Now, we may add the matrices component-wise: \begin{align} \begin{bmatrix}a^2+bc& ab+bd \\ ac+dc &bc+d^2\end{bmatrix}& -\begin{bmatrix}(a+d)a& (a+d)b \\ (a+d)c &(a+d)d\end{bmatrix}&+&\begin{bmatrix}ad-bc& 0 \\ 0 &ad-bc\end{bmatrix}&=& \begin{bmatrix}0& 0 \\ 0 &0\end{bmatrix} \end{align} \begin{align} \rightarrow \begin{bmatrix}a^2+bc -(a+d)a+ad-bc& ab+bd -(a+d)b \\ ac+dc -(a+d)c&bc+d^2-(a+d)d+ad-bc\end{bmatrix}= \begin{bmatrix}0& 0 \\ 0 &0\end{bmatrix} \end{align} After rearranging the terms, we see that the quation holds. \begin{align} \rightarrow \begin{bmatrix}a^2-a^2 -ad+ad+bc-bc& ab-ab -ab-db \\ ac+dc -ac-cd&bc-bc+d^2-d^2+ad-ad\end{bmatrix}= \begin{bmatrix}0& 0 \\ 0 &0\end{bmatrix} \end{align}

The second part is about how this helps evaluating $ \begin{bmatrix}a& b \\ c &-a\end{bmatrix}^n=(\tilde A)^n$. Here we defined $\tilde A= \begin{bmatrix}a& b \\ c &-a\end{bmatrix}$.
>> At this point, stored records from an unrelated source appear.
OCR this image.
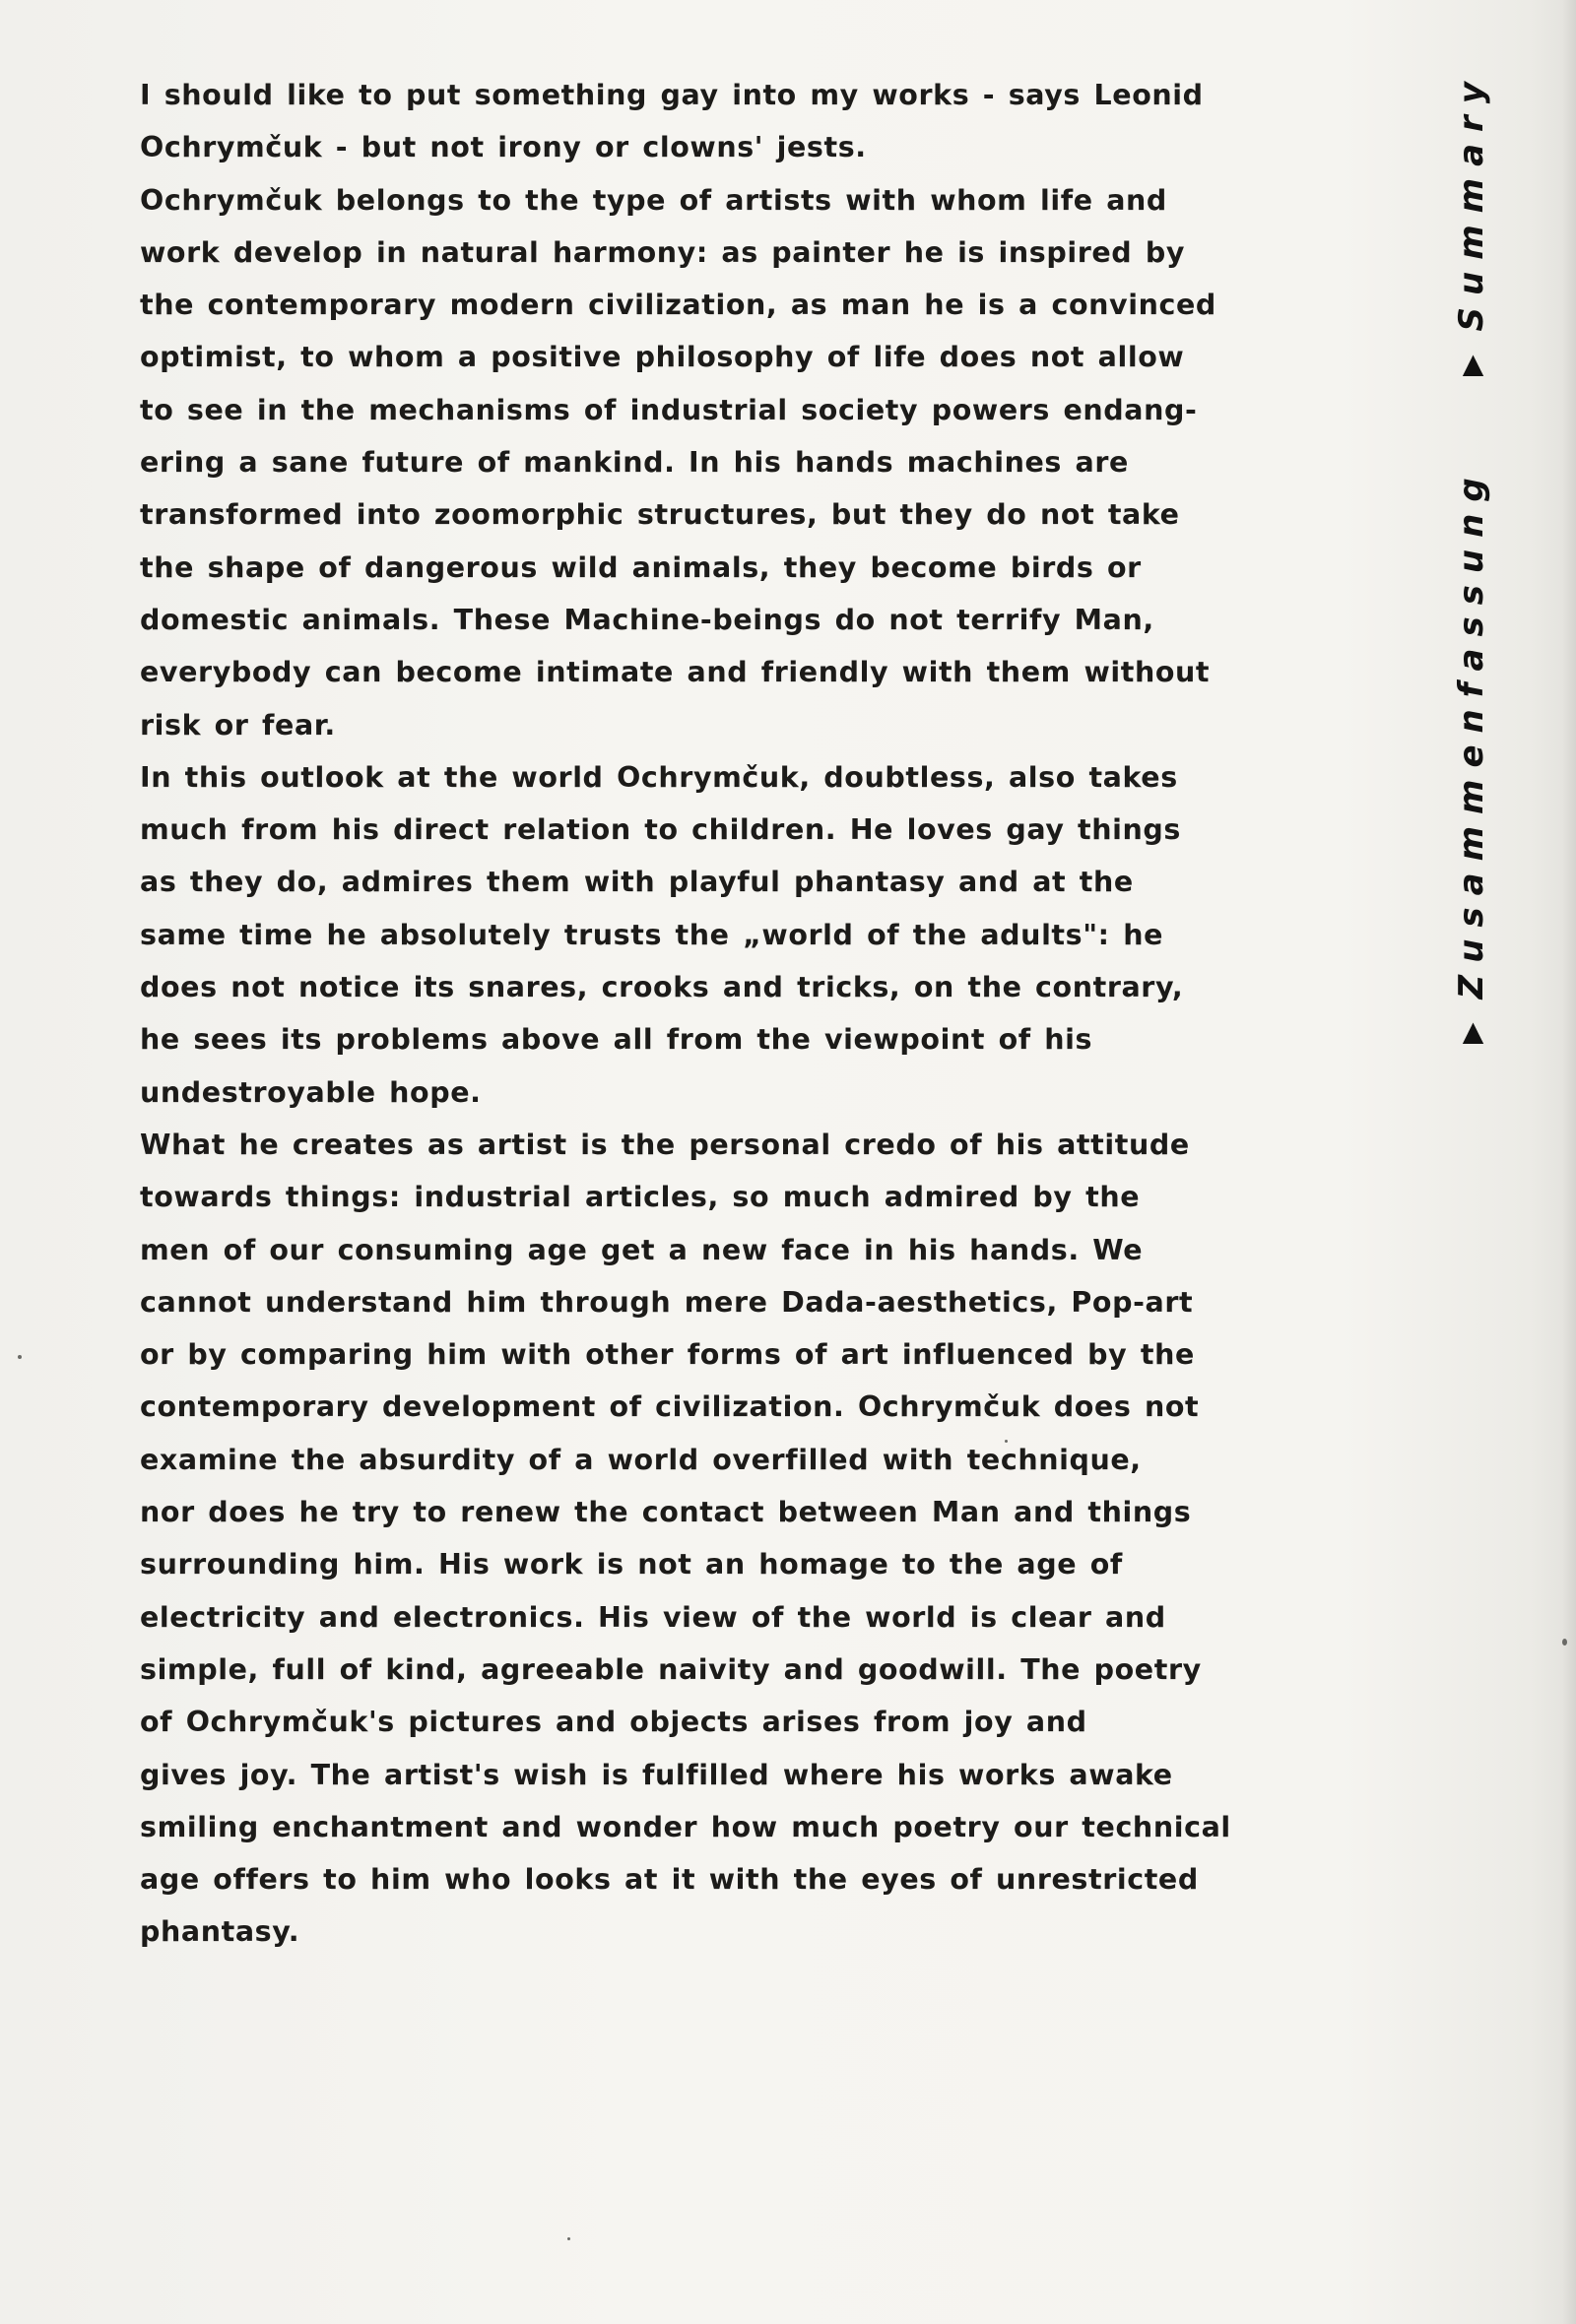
I should like to put something gay into my works - says Leonid
Ochrymčuk - but not irony or clowns' jests.
Ochrymčuk belongs to the type of artists with whom life and
work develop in natural harmony: as painter he is inspired by
the contemporary modern civilization, as man he is a convinced
optimist, to whom a positive philosophy of life does not allow
to see in the mechanisms of industrial society powers endang-
ering a sane future of mankind. In his hands machines are
transformed into zoomorphic structures, but they do not take
the shape of dangerous wild animals, they become birds or
domestic animals. These Machine-beings do not terrify Man,
everybody can become intimate and friendly with them without
risk or fear.
In this outlook at the world Ochrymčuk, doubtless, also takes
much from his direct relation to children. He loves gay things
as they do, admires them with playful phantasy and at the
same time he absolutely trusts the „world of the adults": he
does not notice its snares, crooks and tricks, on the contrary,
he sees its problems above all from the viewpoint of his
undestroyable hope.
What he creates as artist is the personal credo of his attitude
towards things: industrial articles, so much admired by the
men of our consuming age get a new face in his hands. We
cannot understand him through mere Dada-aesthetics, Pop-art
or by comparing him with other forms of art influenced by the
contemporary development of civilization. Ochrymčuk does not
examine the absurdity of a world overfilled with technique,
nor does he try to renew the contact between Man and things
surrounding him. His work is not an homage to the age of
electricity and electronics. His view of the world is clear and
simple, full of kind, agreeable naivity and goodwill. The poetry
of Ochrymčuk's pictures and objects arises from joy and
gives joy. The artist's wish is fulfilled where his works awake
smiling enchantment and wonder how much poetry our technical
age offers to him who looks at it with the eyes of unrestricted
phantasy.
▲Summary
▲Zusammenfassung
Using our equation we just proofed with d=-a, we get: \begin{align} (\tilde A)^2-(a+(-a))\tilde A+(-a^2-bc)I=&O\\ \rightarrow (\tilde A)^2+(-a^2-bc)I=&O \end{align} Multiplying this equation with $(\tilde A)^{n-2}$ gives the recursion formula \begin{align} (\tilde A)^n=(a^2+bc)(\tilde A)^{n-2} \end{align}

This is useful since you may plug the right side back in yielding \begin{align} (\tilde A)^n=\begin{cases}(a^2+bc)^{n/2}I&\text{if } n \text{ even} \\ (a^2+bc)^{(n-1)/2}\tilde A &\text{if } n \text{ odd} \end{cases} \end{align}


You can really just prove this by brute force, and its not that complicated.
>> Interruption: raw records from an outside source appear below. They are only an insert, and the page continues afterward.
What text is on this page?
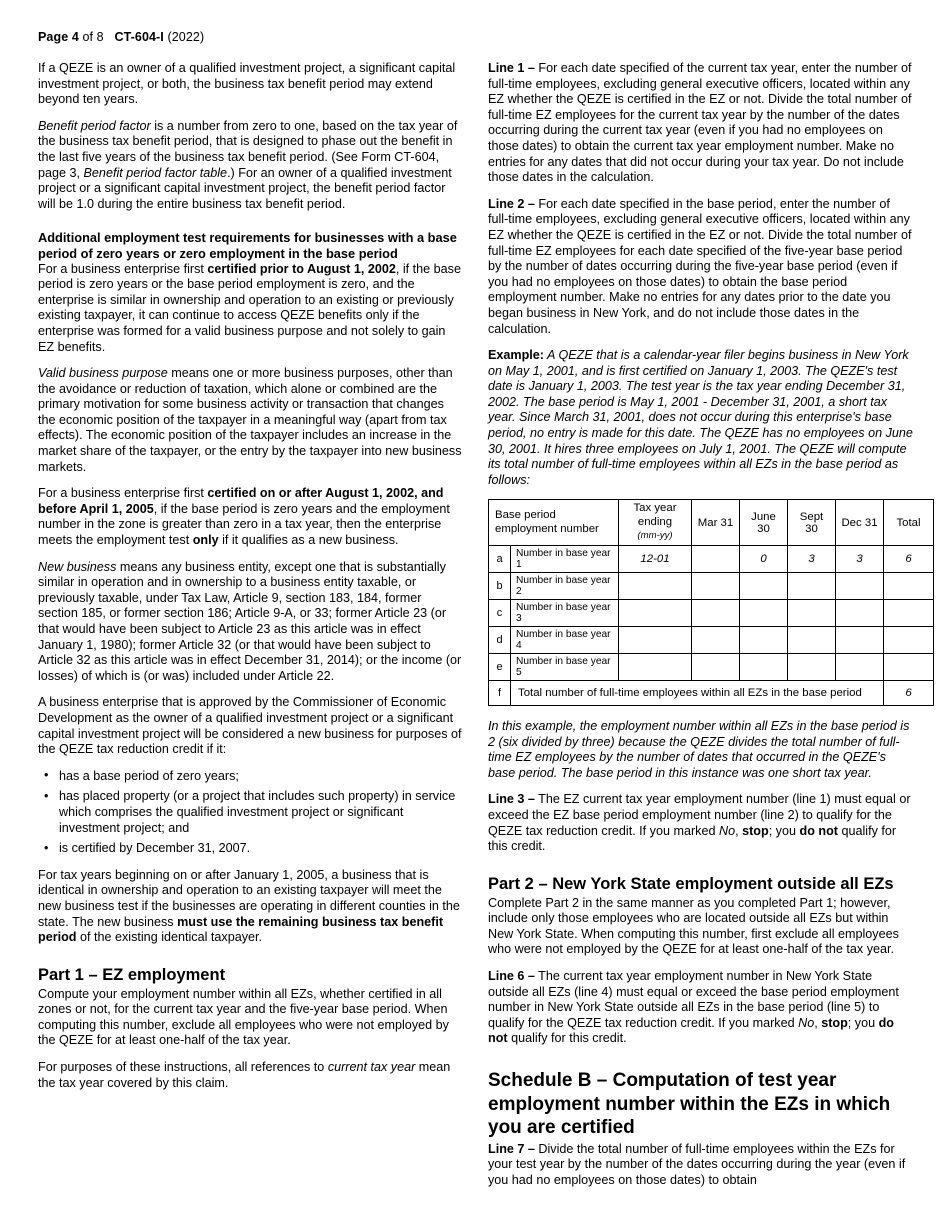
Page 4 of 8 CT-604-I (2022)

If a QEZE is an owner of a qualified investment project, a significant capital investment project, or both, the business tax benefit period may extend beyond ten years.

Benefit period factor is a number from zero to one, based on the tax year of the business tax benefit period, that is designed to phase out the benefit in the last five years of the business tax benefit period. (See Form CT-604, page 3, Benefit period factor table.) For an owner of a qualified investment project or a significant capital investment project, the benefit period factor will be 1.0 during the entire business tax benefit period.

Additional employment test requirements for businesses with a base period of zero years or zero employment in the base period

For a business enterprise first certified prior to August 1, 2002, if the base period is zero years or the base period employment is zero, and the enterprise is similar in ownership and operation to an existing or previously existing taxpayer, it can continue to access QEZE benefits only if the enterprise was formed for a valid business purpose and not solely to gain EZ benefits.

Valid business purpose means one or more business purposes, other than the avoidance or reduction of taxation, which alone or combined are the primary motivation for some business activity or transaction that changes the economic position of the taxpayer in a meaningful way (apart from tax effects). The economic position of the taxpayer includes an increase in the market share of the taxpayer, or the entry by the taxpayer into new business markets.

For a business enterprise first certified on or after August 1, 2002, and before April 1, 2005, if the base period is zero years and the employment number in the zone is greater than zero in a tax year, then the enterprise meets the employment test only if it qualifies as a new business.

New business means any business entity, except one that is substantially similar in operation and in ownership to a business entity taxable, or previously taxable, under Tax Law, Article 9, section 183, 184, former section 185, or former section 186; Article 9-A, or 33; former Article 23 (or that would have been subject to Article 23 as this article was in effect January 1, 1980); former Article 32 (or that would have been subject to Article 32 as this article was in effect December 31, 2014); or the income (or losses) of which is (or was) included under Article 22.

A business enterprise that is approved by the Commissioner of Economic Development as the owner of a qualified investment project or a significant capital investment project will be considered a new business for purposes of the QEZE tax reduction credit if it:

• has a base period of zero years;
• has placed property (or a project that includes such property) in service which comprises the qualified investment project or significant investment project; and
• is certified by December 31, 2007.

For tax years beginning on or after January 1, 2005, a business that is identical in ownership and operation to an existing taxpayer will meet the new business test if the businesses are operating in different counties in the state. The new business must use the remaining business tax benefit period of the existing identical taxpayer.

Part 1 – EZ employment

Compute your employment number within all EZs, whether certified in all zones or not, for the current tax year and the five-year base period. When computing this number, exclude all employees who were not employed by the QEZE for at least one-half of the tax year.

For purposes of these instructions, all references to current tax year mean the tax year covered by this claim.

Line 1 – For each date specified of the current tax year, enter the number of full-time employees, excluding general executive officers, located within any EZ whether the QEZE is certified in the EZ or not. Divide the total number of full-time EZ employees for the current tax year by the number of the dates occurring during the current tax year (even if you had no employees on those dates) to obtain the current tax year employment number. Make no entries for any dates that did not occur during your tax year. Do not include those dates in the calculation.

Line 2 – For each date specified in the base period, enter the number of full-time employees, excluding general executive officers, located within any EZ whether the QEZE is certified in the EZ or not. Divide the total number of full-time EZ employees for each date specified of the five-year base period by the number of dates occurring during the five-year base period (even if you had no employees on those dates) to obtain the base period employment number. Make no entries for any dates prior to the date you began business in New York, and do not include those dates in the calculation.

Example: A QEZE that is a calendar-year filer begins business in New York on May 1, 2001, and is first certified on January 1, 2003. The QEZE's test date is January 1, 2003. The test year is the tax year ending December 31, 2002. The base period is May 1, 2001 - December 31, 2001, a short tax year. Since March 31, 2001, does not occur during this enterprise's base period, no entry is made for this date. The QEZE has no employees on June 30, 2001. It hires three employees on July 1, 2001. The QEZE will compute its total number of full-time employees within all EZs in the base period as follows:

Base period
employment number		Tax year ending
(mm-yy)	Mar 31	June 30	Sept 30	Dec 31	Total
a	Number in base year 1	12-01		0	3	3	6
b	Number in base year 2						
c	Number in base year 3						
d	Number in base year 4						
e	Number in base year 5						
f	Total number of full-time employees within all EZs in the base period						6

In this example, the employment number within all EZs in the base period is 2 (six divided by three) because the QEZE divides the total number of full-time EZ employees by the number of dates that occurred in the QEZE's base period. The base period in this instance was one short tax year.

Line 3 – The EZ current tax year employment number (line 1) must equal or exceed the EZ base period employment number (line 2) to qualify for the QEZE tax reduction credit. If you marked No, stop; you do not qualify for this credit.

Part 2 – New York State employment outside all EZs

Complete Part 2 in the same manner as you completed Part 1; however, include only those employees who are located outside all EZs but within New York State. When computing this number, first exclude all employees who were not employed by the QEZE for at least one-half of the tax year.

Line 6 – The current tax year employment number in New York State outside all EZs (line 4) must equal or exceed the base period employment number in New York State outside all EZs in the base period (line 5) to qualify for the QEZE tax reduction credit. If you marked No, stop; you do not qualify for this credit.

Schedule B – Computation of test year employment number within the EZs in which you are certified

Line 7 – Divide the total number of full-time employees within the EZs for your test year by the number of the dates occurring during the year (even if you had no employees on those dates) to obtain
$A= \begin{bmatrix} a & b \\ c & d \end{bmatrix}$ so

$A^2= \begin{bmatrix} a^2-bc & ab-bd \\ ac-cd & bc-d^2 \end{bmatrix}$

$(a+d)A= \begin{bmatrix} (a+d)a & (a+d)b \\ (a+d)c & (a+d)d \end{bmatrix}$

$(ad-bc)I= \begin{bmatrix} (ad-bc) & 0 \\ 0 & (ad-bc) \end{bmatrix}$

just add them together and you get $$A^2-(a+d)A+(ad-bc)I=O$$


One can of course prove this directly by substituting and computing the entries of the $2 \times 2$ matrix on the left-hand side, but here's an outline for a solution that reduces the amount of actual computation one needs to do.

Hint

  1. Prove the claim for diagonal matrices.
  2. Prove the claim for matrices similar to diagonal matrices. (Recall that the trace and determinant of a matrix, which up to sign are the linear and constant terms of the polynomial in $A$, are invariant under similarity.)
  3. Use the fact that the set of diagonalizable matrices (those similar to diagonal matrices) is dense in the set of all $2 \times 2$ matrices.

Remark This is anyway a special case of a more general fact: That any matrix $A$ satisfies $p_A(A)$, where $p_A$ is the characteristic polynomial $p_A(t) := \det(t I - A)$ of $A$.


Note that $$ A^2= \begin{bmatrix} a^2+bc&ab+bd\\ ac+cd&cb+d^2 \end{bmatrix} $$ and $$ (tr A)A=(a+d) \begin{bmatrix} a&b\\ c&d \end{bmatrix}= \begin{bmatrix} a^2+ad&ab+bd\\ ac+cd&ad+d^2 \end{bmatrix} $$ so $$ (tr A)A-A^2= \begin{bmatrix} ad-bc&0\\ 0&ad-bc \end{bmatrix} = (det A) I $$

Also note that $$ t^2-(tr A)t +det A=0 $$ is the characteristic equation of the $2\times 2$ matrix $A$ and, by Cayley-Hamilton theorem a matrix satisfies his characteristic equation.